Kenyataan merupakan hasil dari budi manusia. Kenyataan memang kita maklumi sejauh mana  kita berpikir mengenai kenyataan.  Kenyataan itu hanya ada sejauh kita menyadari kenyataan. ''To be is to be perceived'', kata Berkeley (1685-1753). Seorang sejarawan tidak akan pernah bisa menulis secara obyektif, karena obyektivitas mengandaikan pemisahan antara subyek yang mengetahui dan obyek yang diketahui. 

e. Alasan Marxis

Bagi seorang marxis, pengetahuan kita selalu berakar pada pergaulan kita dengan kenyataan. Bagi para marxis, kenyatan itu bukanlah kenyataan fisik atau pun historis yang secara pasif berhadapan di muka kita, melainkan kenyataan yang bereaksi terhadap sentuhan penelitian kita. Sifat  kenyataan sosial tidak dapat ditampilkan dengan beberapa rumus sosiologis yang obyektif, melainkan baru nampak bila seorang revolusioner mencoba untuk merombak  kenyataan sosial. Tujuan yang dianut subjek, menentukan  bagaimana kenyataan menampakan diri kepada kita. Sama halnya dalam idealisme subyek dan obyek tidak dapat dipisahkan. Oleh karena itu, tidak mungkin juga menulis sejarah secara obyektif.


Sejarah, objektivitas dan subjektivitas

Alasan yang Membela Obyektivisme 

Perbedaan antara pengkajian sejarah dan sains hanya bersifat gradual, tidak esensial. Karena obyektivitas dalam hasil  penelitian sains jarang disangsikan, maka cendrung membela kemungkinan penulisan sejarah yang obyektif. Para pembela objektivisme sering bersikap defensif,  hanya melawan alasan-alasan subyektivitas dan jarang memaparkan kebenaran obyektivisme sendiri. 
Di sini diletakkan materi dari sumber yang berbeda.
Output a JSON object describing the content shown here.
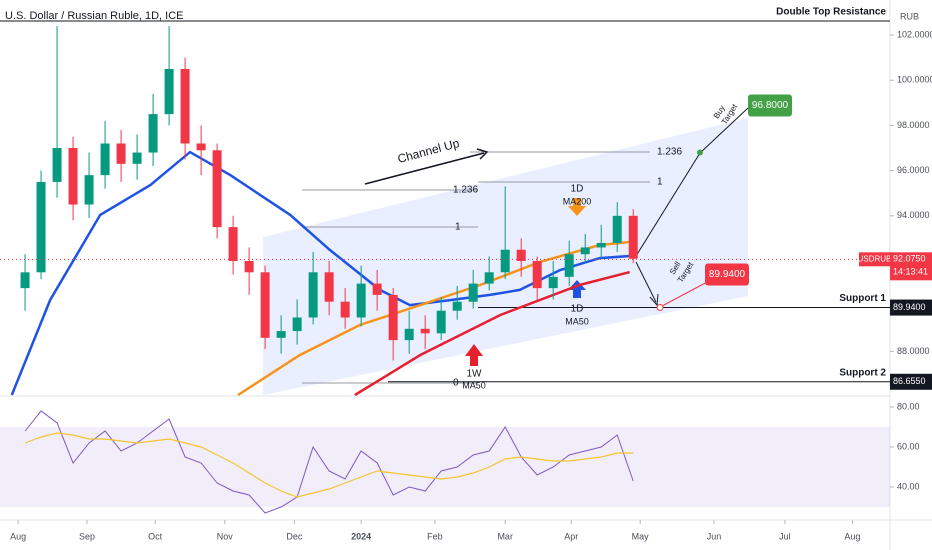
{
  "chart_data": [
    {
      "type": "candlestick",
      "title": "U.S. Dollar / Russian Ruble, 1D, ICE",
      "currency": "RUB",
      "xlim": [
        -0.26,
        12.53
      ],
      "xticks": [
        {
          "value": 0,
          "label": "Aug"
        },
        {
          "value": 0.99,
          "label": "Sep"
        },
        {
          "value": 1.97,
          "label": "Oct"
        },
        {
          "value": 2.97,
          "label": "Nov"
        },
        {
          "value": 3.97,
          "label": "Dec"
        },
        {
          "value": 4.93,
          "label": "2024"
        },
        {
          "value": 5.99,
          "label": "Feb"
        },
        {
          "value": 7.0,
          "label": "Mar"
        },
        {
          "value": 7.95,
          "label": "Apr"
        },
        {
          "value": 8.94,
          "label": "May"
        },
        {
          "value": 10.0,
          "label": "Jun"
        },
        {
          "value": 11.02,
          "label": "Jul"
        },
        {
          "value": 11.99,
          "label": "Aug"
        }
      ],
      "ylim": [
        86.07,
        103.33
      ],
      "yticks": [
        {
          "value": 88,
          "label": "88.0000"
        },
        {
          "value": 94,
          "label": "94.0000"
        },
        {
          "value": 96,
          "label": "96.0000"
        },
        {
          "value": 98,
          "label": "98.0000"
        },
        {
          "value": 100,
          "label": "100.0000"
        },
        {
          "value": 102,
          "label": "102.0000"
        }
      ],
      "up_color": "#089981",
      "down_color": "#f23645",
      "x": [
        0.1,
        0.33,
        0.56,
        0.79,
        1.02,
        1.25,
        1.48,
        1.71,
        1.94,
        2.17,
        2.4,
        2.63,
        2.86,
        3.09,
        3.32,
        3.55,
        3.78,
        4.01,
        4.24,
        4.47,
        4.7,
        4.93,
        5.16,
        5.39,
        5.62,
        5.85,
        6.08,
        6.31,
        6.54,
        6.77,
        7.0,
        7.23,
        7.46,
        7.69,
        7.92,
        8.15,
        8.38,
        8.61,
        8.84
      ],
      "open": [
        90.8,
        91.5,
        95.5,
        97.0,
        94.5,
        95.8,
        97.2,
        96.3,
        96.8,
        98.5,
        100.5,
        97.2,
        96.9,
        93.5,
        92.0,
        91.5,
        88.6,
        88.9,
        89.5,
        91.5,
        90.2,
        89.5,
        91.0,
        90.5,
        88.5,
        89.0,
        88.8,
        89.8,
        90.2,
        91.0,
        91.5,
        92.5,
        92.0,
        90.8,
        91.3,
        92.3,
        92.6,
        92.8,
        94.0
      ],
      "high": [
        92.3,
        96.0,
        102.4,
        97.5,
        96.8,
        98.2,
        97.8,
        97.6,
        99.4,
        102.4,
        101.0,
        98.0,
        97.2,
        94.0,
        92.6,
        91.8,
        89.6,
        90.3,
        92.4,
        92.0,
        90.8,
        91.8,
        91.6,
        90.8,
        89.8,
        89.6,
        90.4,
        90.9,
        91.6,
        92.2,
        95.3,
        93.0,
        92.2,
        92.0,
        92.9,
        93.2,
        93.6,
        94.6,
        94.3
      ],
      "low": [
        89.8,
        91.2,
        94.8,
        93.8,
        93.9,
        95.2,
        95.5,
        95.6,
        96.2,
        98.0,
        96.5,
        95.8,
        93.0,
        91.4,
        90.5,
        88.1,
        87.9,
        88.3,
        89.2,
        89.6,
        89.0,
        89.1,
        89.8,
        87.6,
        87.9,
        88.1,
        88.5,
        89.4,
        89.9,
        90.7,
        91.2,
        91.3,
        90.2,
        90.3,
        90.9,
        91.9,
        92.1,
        92.4,
        91.9
      ],
      "close": [
        91.5,
        95.5,
        97.0,
        94.5,
        95.8,
        97.2,
        96.3,
        96.8,
        98.5,
        100.5,
        97.2,
        96.9,
        93.5,
        92.0,
        91.5,
        88.6,
        88.9,
        89.5,
        91.5,
        90.2,
        89.5,
        91.0,
        90.5,
        88.5,
        89.0,
        88.8,
        89.8,
        90.2,
        91.0,
        91.5,
        92.5,
        92.0,
        90.8,
        91.3,
        92.3,
        92.6,
        92.8,
        94.0,
        92.1
      ],
      "series": [
        {
          "label": [
            "1D",
            "MA50"
          ],
          "color": "#1e53e5",
          "x": [
            -0.09,
            0.46,
            1.18,
            1.9,
            2.47,
            3.05,
            3.91,
            4.48,
            5.2,
            5.63,
            6.21,
            6.78,
            7.21,
            7.79,
            8.36,
            8.79
          ],
          "values": [
            86.07,
            90.27,
            94.04,
            95.36,
            96.82,
            95.8,
            94.04,
            92.49,
            90.72,
            90.05,
            90.27,
            90.5,
            90.72,
            91.6,
            92.13,
            92.22
          ]
        },
        {
          "label": [
            "1D",
            "MA200"
          ],
          "color": "#f7931a",
          "x": [
            3.16,
            4.05,
            4.91,
            5.78,
            6.64,
            7.5,
            8.36,
            8.79
          ],
          "values": [
            86.07,
            87.84,
            89.17,
            90.05,
            90.94,
            91.96,
            92.71,
            92.84
          ]
        },
        {
          "label": [
            "1W",
            "MA50"
          ],
          "color": "#e5202f",
          "x": [
            4.84,
            5.78,
            6.93,
            8.07,
            8.79
          ],
          "values": [
            86.07,
            87.84,
            89.61,
            90.94,
            91.51
          ]
        }
      ],
      "annotations": [
        "Channel Up",
        "1.236",
        "1",
        "1.236",
        "1",
        "0"
      ],
      "levels": [
        {
          "label": "Double Top Resistance",
          "value": 102.62
        },
        {
          "label": "Support 1",
          "value": 89.94,
          "value_label": "89.9400"
        },
        {
          "label": "Support 2",
          "value": 86.655,
          "value_label": "86.6550"
        }
      ],
      "targets": [
        {
          "label": [
            "Buy",
            "Target"
          ],
          "value": 96.8,
          "value_label": "96.8000",
          "color": "#43a047"
        },
        {
          "label": [
            "Sell",
            "Target"
          ],
          "value": 89.94,
          "value_label": "89.9400",
          "color": "#f23645"
        }
      ],
      "last_price": {
        "symbol": "USDRUB",
        "value": 92.075,
        "value_label": "92.0750",
        "countdown": "14:13:41",
        "color": "#f23645"
      }
    },
    {
      "type": "line",
      "ylim": [
        23.5,
        84.5
      ],
      "yticks": [
        {
          "value": 40,
          "label": "40.00"
        },
        {
          "value": 60,
          "label": "60.00"
        },
        {
          "value": 80,
          "label": "80.00"
        }
      ],
      "band": [
        30,
        70
      ],
      "band_color": "#7e57c2",
      "x": [
        0.1,
        0.33,
        0.56,
        0.79,
        1.02,
        1.25,
        1.48,
        1.71,
        1.94,
        2.17,
        2.4,
        2.63,
        2.86,
        3.09,
        3.32,
        3.55,
        3.78,
        4.01,
        4.24,
        4.47,
        4.7,
        4.93,
        5.16,
        5.39,
        5.62,
        5.85,
        6.08,
        6.31,
        6.54,
        6.77,
        7.0,
        7.23,
        7.46,
        7.69,
        7.92,
        8.15,
        8.38,
        8.61,
        8.84
      ],
      "series": [
        {
          "color": "#7e57c2",
          "values": [
            68,
            78,
            72,
            52,
            62,
            68,
            58,
            62,
            68,
            74,
            55,
            52,
            42,
            38,
            36,
            27,
            30,
            35,
            60,
            48,
            44,
            58,
            52,
            36,
            40,
            38,
            48,
            50,
            56,
            58,
            70,
            55,
            46,
            50,
            56,
            58,
            60,
            66,
            43
          ]
        },
        {
          "color": "#f4c430",
          "values": [
            62,
            65,
            67,
            66,
            64,
            64,
            63,
            62,
            63,
            64,
            62,
            60,
            56,
            52,
            47,
            42,
            38,
            35,
            37,
            39,
            42,
            45,
            48,
            47,
            46,
            45,
            44,
            45,
            47,
            50,
            54,
            55,
            54,
            53,
            53,
            54,
            55,
            57,
            57
          ]
        }
      ]
    }
  ]
}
a. Memilih Obyek Penelitian

Dalam memilih bahannya, seorang sejarawan  mungkin didorong oleh pertimbangan subyektif, tetapi tidak berarti bahwa hasil penelitiannya  juga bersifat subyektif. Seorang ahli fisika  juga ada minat pribadi terhadap gejala-gejala tertentu, tetapi ini tidak mempengaruhi obyektivitas pada penelitiannya. 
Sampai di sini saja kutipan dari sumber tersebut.